6. Cross your right knee over the left again and tilt both legs to the right and back a few times. Has this movement changed? Can your legs tilt further or more easily? Does your-spine participate more fully?
7. Now change over the crossing of your legs and start tilting both legs to the left. Do you do it differently on this side? Repeat steps 3 through 6, tilting your legs to the left and your arms to the right this time.
8. Cross your right knee over the left, tilt your legs easily to the right and leave them there. Bring your hands behind your head and interlace your fingers. Use your hands to help lift and lower your head a few times, bringing your elbows towards each other as you lift your head so that your arms are cradling your head. Exhale as you lift your head and inhale as you bring it back down. Try to do most of the work with your stomache muscles. Observe the changes in floor contact of the ribs, spine, and pelvis as you do this movement. Rest for a minute and notice if your torso has more contact with the floor.
9. This time, cross your left knee over the right, and tilt both legs to the left and leave them there. Interlace your fingers in the non-habitual way behind your head and continue lifting and lowering your head with the assistance of your arms. Again, observe carefully the effect of this movement on your ribs, spine, and pelvis.
10. After a short rest, bend your knees again and leave them uncrossed. Interlace your hands behind your head and lift and lower your head a few times. Try it with both interlacings of your fingers and notice which is easier. Stretch out and rest and notice if the relationship of your lower back to the floor has changed.

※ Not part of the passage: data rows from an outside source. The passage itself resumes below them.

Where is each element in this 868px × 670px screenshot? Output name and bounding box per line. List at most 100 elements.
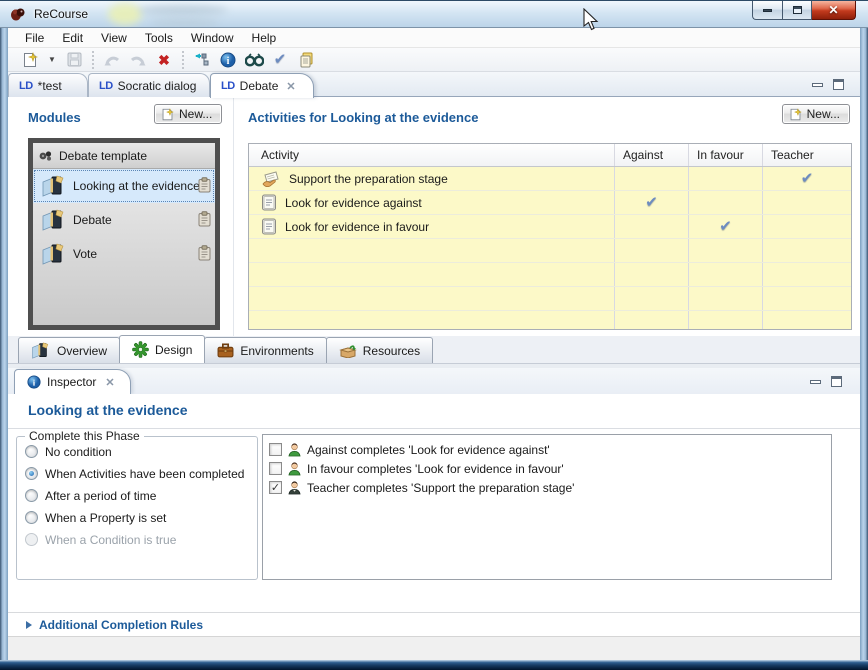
activities-panel: Activities for Looking at the evidence N… — [234, 97, 860, 336]
clipboard-icon[interactable] — [198, 177, 211, 193]
checkbox[interactable] — [269, 462, 282, 475]
radio-when-activities-completed[interactable]: When Activities have been completed — [25, 466, 257, 481]
clipboard-icon[interactable] — [198, 211, 211, 227]
condition-item-against[interactable]: Against completes 'Look for evidence aga… — [269, 440, 825, 459]
inspector-tabbar: i Inspector ✕ — [8, 368, 860, 394]
cell-against[interactable]: ✔ — [615, 191, 689, 214]
new-activity-button[interactable]: New... — [782, 104, 850, 124]
additional-rules-label: Additional Completion Rules — [39, 618, 203, 632]
ld-icon: LD — [221, 80, 235, 92]
table-row-empty[interactable] — [249, 287, 851, 311]
ld-icon: LD — [99, 80, 113, 92]
tab-design[interactable]: Design — [119, 335, 205, 363]
new-file-icon — [161, 108, 174, 121]
new-dropdown-arrow-icon[interactable]: ▼ — [46, 50, 58, 70]
editor-tab-socratic-dialog[interactable]: LD Socratic dialog — [88, 73, 210, 97]
module-item-vote[interactable]: Vote — [33, 237, 215, 271]
hierarchy-icon[interactable] — [192, 50, 212, 70]
column-header-activity[interactable]: Activity — [249, 144, 615, 166]
table-row[interactable]: Support the preparation stage ✔ — [249, 167, 851, 191]
redo-icon-disabled[interactable] — [128, 50, 148, 70]
new-wizard-icon[interactable] — [20, 50, 40, 70]
delete-icon[interactable]: ✖ — [154, 50, 174, 70]
table-row[interactable]: Look for evidence against ✔ — [249, 191, 851, 215]
tab-close-icon[interactable]: ✕ — [283, 79, 298, 94]
maximize-view-icon[interactable] — [833, 79, 844, 90]
column-header-against[interactable]: Against — [615, 144, 689, 166]
menu-help[interactable]: Help — [243, 29, 286, 47]
maximize-button[interactable] — [782, 1, 812, 20]
checkbox[interactable] — [269, 443, 282, 456]
inspector-view: i Inspector ✕ Looking at the evidence Co… — [8, 368, 860, 636]
menu-edit[interactable]: Edit — [53, 29, 92, 47]
modules-title: Modules — [28, 110, 81, 125]
new-module-button[interactable]: New... — [154, 104, 222, 124]
glass-blur-decoration — [138, 5, 228, 15]
cell-against[interactable] — [615, 167, 689, 190]
close-button[interactable]: ✕ — [812, 1, 856, 20]
status-bar — [8, 636, 860, 660]
module-item-looking-at-the-evidence[interactable]: Looking at the evidence — [33, 169, 215, 203]
minimize-view-icon[interactable] — [810, 380, 821, 384]
complete-phase-group: Complete this Phase No condition When Ac… — [16, 436, 258, 580]
menu-view[interactable]: View — [92, 29, 136, 47]
new-module-label: New... — [179, 107, 212, 121]
checkbox-checked[interactable]: ✓ — [269, 481, 282, 494]
tab-label: Overview — [57, 344, 107, 358]
tab-label: Design — [155, 343, 192, 357]
menu-window[interactable]: Window — [182, 29, 243, 47]
editor-tab-test[interactable]: LD *test — [8, 73, 88, 97]
radio-label: When a Property is set — [45, 511, 166, 525]
column-header-teacher[interactable]: Teacher — [763, 144, 851, 166]
tab-resources[interactable]: Resources — [326, 337, 433, 363]
table-row-empty[interactable] — [249, 263, 851, 287]
menu-tools[interactable]: Tools — [136, 29, 182, 47]
cell-teacher[interactable] — [763, 215, 851, 238]
menubar: File Edit View Tools Window Help — [8, 28, 860, 48]
ld-icon: LD — [19, 80, 33, 92]
cell-in-favour[interactable] — [689, 167, 763, 190]
tab-label: Environments — [240, 344, 313, 358]
cell-in-favour[interactable] — [689, 191, 763, 214]
table-row-empty[interactable] — [249, 239, 851, 263]
cell-teacher[interactable]: ✔ — [763, 167, 851, 190]
condition-label: In favour completes 'Look for evidence i… — [307, 462, 564, 476]
tab-close-icon[interactable]: ✕ — [102, 375, 117, 390]
maximize-view-icon[interactable] — [831, 376, 842, 387]
clipboard-icon[interactable] — [198, 245, 211, 261]
activities-table: Activity Against In favour Teacher Suppo… — [248, 143, 852, 330]
condition-item-teacher[interactable]: ✓ Teacher completes 'Support the prepara… — [269, 478, 825, 497]
cell-in-favour[interactable]: ✔ — [689, 215, 763, 238]
info-icon[interactable]: i — [218, 50, 238, 70]
condition-item-in-favour[interactable]: In favour completes 'Look for evidence i… — [269, 459, 825, 478]
tab-overview[interactable]: Overview — [18, 337, 120, 363]
svg-text:i: i — [227, 56, 230, 67]
save-icon-disabled[interactable] — [64, 50, 84, 70]
editor-tab-debate[interactable]: LD Debate ✕ — [210, 73, 314, 98]
cell-teacher[interactable] — [763, 191, 851, 214]
radio-after-period-of-time[interactable]: After a period of time — [25, 488, 257, 503]
module-book-icon — [41, 243, 67, 265]
menu-file[interactable]: File — [16, 29, 53, 47]
editor-tab-label: *test — [38, 79, 62, 93]
inspector-tab[interactable]: i Inspector ✕ — [14, 369, 131, 394]
validate-check-icon[interactable]: ✔ — [270, 50, 290, 70]
copy-properties-icon[interactable] — [296, 50, 316, 70]
tree-root-debate-template[interactable]: Debate template — [33, 143, 215, 169]
app-window: ReCourse ✕ File Edit View Tools Window H… — [0, 0, 868, 670]
module-item-debate[interactable]: Debate — [33, 203, 215, 237]
column-header-in-favour[interactable]: In favour — [689, 144, 763, 166]
search-binoculars-icon[interactable] — [244, 50, 264, 70]
radio-no-condition[interactable]: No condition — [25, 444, 257, 459]
radio-when-property-set[interactable]: When a Property is set — [25, 510, 257, 525]
table-row[interactable]: Look for evidence in favour ✔ — [249, 215, 851, 239]
minimize-button[interactable] — [752, 1, 782, 20]
radio-icon — [25, 445, 38, 458]
undo-icon-disabled[interactable] — [102, 50, 122, 70]
table-row-empty[interactable] — [249, 311, 851, 330]
activity-name: Look for evidence against — [285, 196, 422, 210]
cell-against[interactable] — [615, 215, 689, 238]
additional-completion-rules-toggle[interactable]: Additional Completion Rules — [26, 618, 203, 632]
minimize-view-icon[interactable] — [812, 83, 823, 87]
tab-environments[interactable]: Environments — [204, 337, 326, 363]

11. Bend your knees and spread your feet comfortably apart. Put your right hand under your left armpit on the left shoulder blade and bring your left arm across the right and get hold of your right shoulder blade. Start rolling your torso left and right turning your head in the same direction. Use your hands to help lift your shoulders. Keep your pelvis more or less still. Start slowly and, as you grow comfortable with the movement, gradually increase the speed without increasing the effort. Rest briefly and then try the same movement with your arms crossed the other way. Stretch out and rest.
12. Cross your arms over your chest as before (whichever way you like) and bend your knees again. Open your eyes and fix your eyes on the ceiling. Rock your torso from side to side without moving your head. Do a small enough movement that you can do it gently and easily. Rest and then try doing the movement turning your head gently in the opposite direction of your torso. After another rest, try rocking with your head moving in the same direction again and notice if it has changed. Do it with both crossing of the arms.
13. Stretch out and rest. Compare your contact with the floor to the contact you had at the beginning of the lesson. Is the lower back closer to the floor? Do your ribs and pelvis feel softer and touch more of the floor? Has your breathing changed?
14. Slowly roll to one side and sit up and, from there, stand up. Are you standing any differently? What does the contact of your feet with the floor feel like now? Does it take less effort to stand? How do your head and shoulders feel now? Try twisting your body left and right a few times and notice if this has changed.